MONTERREY, Mexico – New mothers in this northern Mexican metropolis can introduce their babies to family and friends without risk of catching coronavirus thanks to a local firm who saw their core business of event organizing collapse amid pandemic restrictions.
On Friday, Baby Cabin Parade made it possible for several generations of the Gutierrez Avila clan to get a good look at the newest addition to their family, month-old Rodrigo.

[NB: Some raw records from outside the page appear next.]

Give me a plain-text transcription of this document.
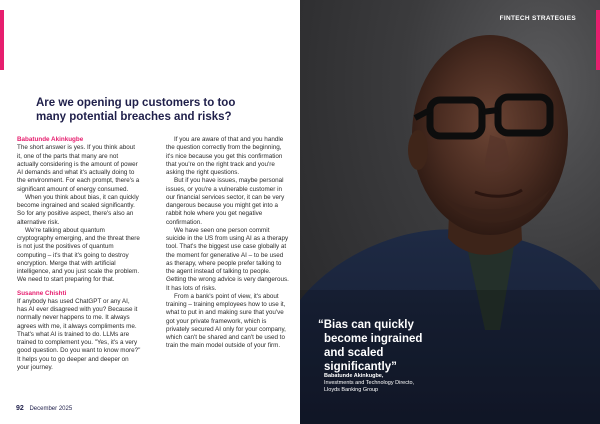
Are we opening up customers to too
many potential breaches and risks?
Babatunde Akinkugbe
The short answer is yes. If you think about it, one of the parts that many are not actually considering is the amount of power AI demands and what it's actually doing to the environment. For each prompt, there's a significant amount of energy consumed.
When you think about bias, it can quickly become ingrained and scaled significantly. So for any positive aspect, there's also an alternative risk.
We're talking about quantum cryptography emerging, and the threat there is not just the positives of quantum computing – it's that it's going to destroy encryption. Merge that with artificial intelligence, and you just scale the problem. We need to start preparing for that.
Susanne Chishti
If anybody has used ChatGPT or any AI, has AI ever disagreed with you? Because it normally never happens to me. It always agrees with me, it always compliments me. That's what AI is trained to do. LLMs are trained to complement you. "Yes, it's a very good question. Do you want to know more?" It helps you to go deeper and deeper on your journey.
If you are aware of that and you handle the question correctly from the beginning, it's nice because you get this confirmation that you're on the right track and you're asking the right questions.
But if you have issues, maybe personal issues, or you're a vulnerable customer in our financial services sector, it can be very dangerous because you might get into a rabbit hole where you get negative confirmation.
We have seen one person commit suicide in the US from using AI as a therapy tool. That's the biggest use case globally at the moment for generative AI – to be used as therapy, where people prefer talking to the agent instead of talking to people. Getting the wrong advice is very dangerous. It has lots of risks.
From a bank's point of view, it's about training – training employees how to use it, what to put in and making sure that you've got your private framework, which is privately secured AI only for your company, which can't be shared and can't be used to train the main model outside of your firm.
92 December 2025
FINTECH STRATEGIES
“Bias can quickly
become ingrained
and scaled
significantly”
Babatunde Akinkugbe,
Investments and Technology Directo,
Lloyds Banking Group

The newborn and his parents remained inside an air-conditioned acrylic bubble equipped with HEPA filters mounted on the back of truck while relatives rode by slowly in their vehicle.

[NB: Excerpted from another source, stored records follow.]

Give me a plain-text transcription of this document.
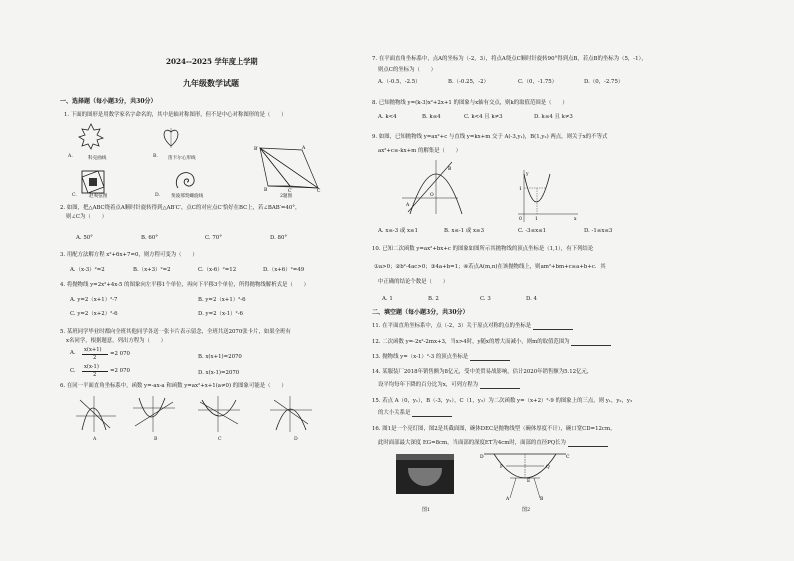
2024--2025 学年度上学期
九年级数学试题
一、选择题（每小题3分，共30分）
1. 下面的图形是用数学家名字命名的，其中是轴对称图形，但不是中心对称图形的是（　　）
A.	科克曲线	B. 笛卡尔心形线
C.	赵爽弦图	D. 斐波那契螺旋线
B′	A
B	C′	C
2题图
2. 如图，把△ABC绕着点A顺时针旋转得到△AB′C′，点C的对应点C′恰好在BC上，若∠BAB′=40°，
则∠C为（　　）
A. 50°	B. 60°	C. 70°	D. 80°
3. 用配方法解方程 x²+6x+7=0，则方程可变为（　　）
A.（x-3）²=2	B.（x+3）²=2	C.（x-6）²=12	D.（x+6）²=49
4. 将抛物线 y=2x²+4x-5 的图象向左平移1个单位，再向下平移3个单位，所得抛物线解析式是（　　）
A. y=2（x+1）²-7	B. y=2（x+1）²-6
C. y=2（x+2）²-6	D. y=2（x-1）²-6
5. 某班同学毕业时都向全班其他同学各送一张卡片表示留念，全班共送2070张卡片，如果全班有
x名同学，根据题意，列出方程为（　　）
A. x(x+1)
2
=2 070	B. x(x+1)=2070
C.
x(x-1)
2
=2 070	D. x(x-1)=2070
6. 在同一平面直角坐标系中，函数 y=-ax-a 和函数 y=ax²+x+1(a≠0) 的图象可能是（　　）
A	B	C	D
7. 在平面直角坐标系中，点A的坐标为（-2，3），将点A绕点C顺时针旋转90°得到点B，若点B的坐标为（5，-1），
则点C的坐标为（　　）
A.（-0.5，-2.5）	B.（-0.25，-2）	C.（0，-1.75）	D.（0，-2.75）
8. 已知抛物线 y=(k-3)x²+2x+1 的图象与x轴有交点，则k的取值范围是（　　）
A. k<4	B. k≤4	C. k<4 且 k≠3	D. k≤4 且 k≠3
9. 如图，已知抛物线 y=ax²+c 与直线 y=kx+m 交于 A(-3,y₁)，B(1,y₂) 两点，则关于x的不等式
ax²+c≥-kx+m 的解集是（　　）
O
B
A
1
0	1	x
y
A. x≤-3 或 x≥1	B. x≤-1 或 x≥3	C. -3≤x≤1	D. -1≤x≤3
10. 已知二次函数 y=ax²+bx+c 的图象如图所示其抛物线的顶点坐标是（1,1），有下列结论
①a>0；②b²-4ac>0；③4a+b=1；④若点A(m,n)在该抛物线上，则am²+bm+c≥a+b+c．其
中正确的结论个数是（　　）
A. 1	B. 2	C. 3	D. 4
二、填空题（每小题3分，共30分）
11. 在平面直角坐标系中，点（-2，3）关于原点对称的点的坐标是
12. 二次函数 y=-2x²-2mx+3，当x>4时，y随x的增大而减小，则m的取值范围为
13. 抛物线 y=（x-1）²-3 的顶点坐标是
14. 某服装厂2018年销售额为8亿元，受中美贸易战影响，估计2020年销售额为5.12亿元，
设平均每年下降的百分比为x，可列方程为
15. 若点 A（0，y₁），B（-3，y₂），C（1，y₃）为二次函数 y=（x+2）²-9 的图象上的三点，则 y₁，y₂，y₃
的大小关系是
16. 图1是一个亮灯图，图2是其截面图，碗体DEC是抛物线型（碗体厚度不计），碗口宽CD=12cm，
此时面部最大深度 EG=8cm，当面部的深度ET为4cm时，面部的直径PQ长为
图1
D	C
P	Q
E
A	B
图2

Baby Cabin Parade is the brainchild of Ernesto Gonzalez and his business partner, Rogelio Gil.
“We do festivals, but now with the pandemic, they can’t be done,” Gil told EFE. “Then we decide to grab some resources we have and turn them into a new business.”
A score of people came to the Gutierrez Avila family’s residence in Monterrey to get a first in-person glimpse of Rodrigo, who was born premature and has a problem with one of his lungs.
“Though the glass, but we are seeing each other,” Maria del Carmen Hernandez said of her encounter with the grandson she had previously known only from photos and video-calls.
“You are a warrior, my king,” Carmen shouted from inside the car.
Rodrigo’s great-grandmother, Maria Blanca Luna, described Baby Cabin Parade as an excellent idea, while expressing regret that some family members and friends were not able to take part on Friday.
“This way, none of us is at risk,” mother Arleth Avila told EFE before entering the cabin with Rodrigo and her husband.
The official launch of Baby Cabin Parade was scheduled for Saturday, but a promotional photo went viral and the firm was deluged with requests.
While Saturday’s event will no longer be the first, it remains just as special to Ernesto Gonzalez because it’s the coming out for his own 5-week-old daughter.
“My daughter was born on June 23. I saw the necessity that my parents, my grandparents and my 95-year-old grandmother would not be able to visit her great-granddaughter, so we create this cabin,” Gonzalez recounted to EFE.
Just weeks after announcing its presence on social media, Baby Cabin Parade already has more than 40 jobs lined up, Rogelio said.
“It has gone viral. Many, many people are talking to us, people across the country are talking to us, though really we are providing service here in Monterrey and the metropolitan area,” he said.
Besides being the capital of Nuevo Leon state, Monterrey is home to several of Mexico’s corporate giants and some of its most exclusive residential areas.
Mexico is No. 3 globally in coronavirus deaths, with 46,688 fatalities, and sixth in confirmed cases with 424,637. In Nuevo Leon, COVID-19 has claimed 1,160 lives and the number of infections stands at 32,632, but the state leads the country in terms of hospitalization for the illness, with 76 percent of beds occupied.